January 20, 2011
SPRINGFIELD -- In her first official act after taking the oath of office, Lt. Governor Sheila Simon took Illinois a step forward in terms of transparency and ethics by releasing a personal financial statement and issuing a “no free lunch” order for her employees.
“My administration will lead by example when it comes to open, honest public service,” Simon said Thursday. “I want to start the conversation regarding the next chapter of ethics and campaign finance reform.”
The full financial disclosure of Simon’s assets, liabilities and net worth -- which she pledged to release annually with her tax returns going forward -- will allow taxpayers to determine if she has any personal financial interests that could pose a conflict of interest to her decision making.
According to her financial statement, Simon earned almost $36,000 as a law professor at Southern Illinois University last year before taking an unpaid leave of absence April 1 to run for statewide office, teaching the rest of the semester for free. Her portfolio is focused on socially conscious investments.
“Shining a light on the financial and business interests of our state leaders will help grow an effective, ethical government,” she said. “Taxpayers deserve to see clearly that every decision I make is based on their best interests.”

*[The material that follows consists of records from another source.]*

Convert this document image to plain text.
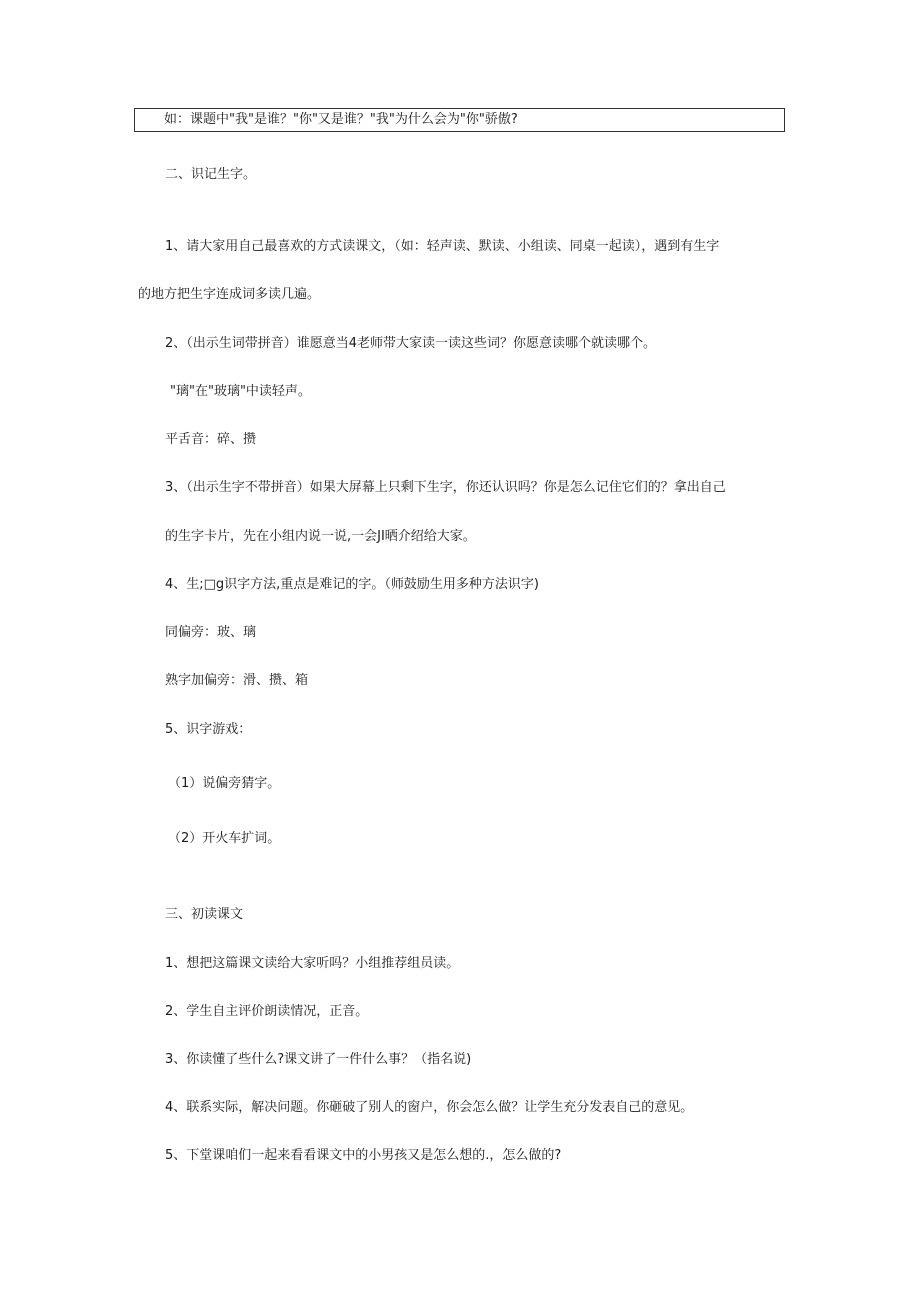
如：课题中"我"是谁？"你"又是谁？"我"为什么会为"你"骄傲?
二、识记生字。
1、请大家用自己最喜欢的方式读课文，（如：轻声读、默读、小组读、同桌一起读），遇到有生字
的地方把生字连成词多读几遍。
2、（出示生词带拼音）谁愿意当4老师带大家读一读这些词？你愿意读哪个就读哪个。
"璃"在"玻璃"中读轻声。
平舌音：碎、攒
3、（出示生字不带拼音）如果大屏幕上只剩下生字，你还认识吗？你是怎么记住它们的？拿出自己
的生字卡片，先在小组内说一说,一会JI晒介绍给大家。
4、生;□g识字方法,重点是难记的字。（师鼓励生用多种方法识字)
同偏旁：玻、璃
熟字加偏旁：滑、攒、箱
5、识字游戏：
（1）说偏旁猜字。
（2）开火车扩词。
三、初读课文
1、想把这篇课文读给大家听吗？小组推荐组员读。
2、学生自主评价朗读情况，正音。
3、你读懂了些什么?课文讲了一件什么事？（指名说)
4、联系实际，解决问题。你砸破了别人的窗户，你会怎么做？让学生充分发表自己的意见。
5、下堂课咱们一起来看看课文中的小男孩又是怎么想的.，怎么做的?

The new lieutenant governor also eschewed pay-to-play politics Thursday by issuing an executive order that prohibits her campaign fund from accepting contributions from employees of Illinois constitutional offices and prohibits her staff from accepting free meals from lobbyists. Under state law, employees are allowed to make political donations and may accept up to $75 in refreshments from lobbyists per day.
The order – the toughest of any ethics measure in state government – aims to eliminate the possibility or even the perception that the Lieutenant Governor’s Office would receive political contributions or be “wined and dined” in exchange for state employment or political favors.
“Elected officials cannot not stand by and let the deck be stacked in favor of political contributors. It fuels corruption, breeds public cynicism, and taxpayers end up paying in the long run,” Simon said. “My ethics package is comprised of common-sense measures that take big steps toward separating politics from government and restoring public confidence in our elected officials.”
Cindi Canary, director of the Illinois Campaign for Political Reform, said Simon’s financial statement and ethics order send a strong message of transparency and accountability to taxpayers.
“Lt. Governor Simon is providing the voting public with a road map that shows if she’s traveling down the road of their best interests or her own best interest,” Canary said. “I look forward to working with her to get more public officials moving in this direction.”
Brian Imus, state director of Illinois PIRG, also applauded Simon’s transparency and efforts to limit quid pro quo and lobbyist influence on her office.
“There’s much that must be done to restore public confidence in government. Lt. Governor Simon is setting the right example in her first days in state office,” Imus said.
State Sen. Dan Kotowski (D-Park Ridge) thanked Simon for her voluntary disclosure and said he wants to work toward more disclosure and transparency in an effort to restore faith in state government.
“There are far too many instances of conflicts of interest that have led to waste, corruption, fraud and mismanagement in Illinois,” he said. “By boosting disclosure and transparency at the outset of her administration, Lt. Governor Simon is taking a crucial step toward government accountability."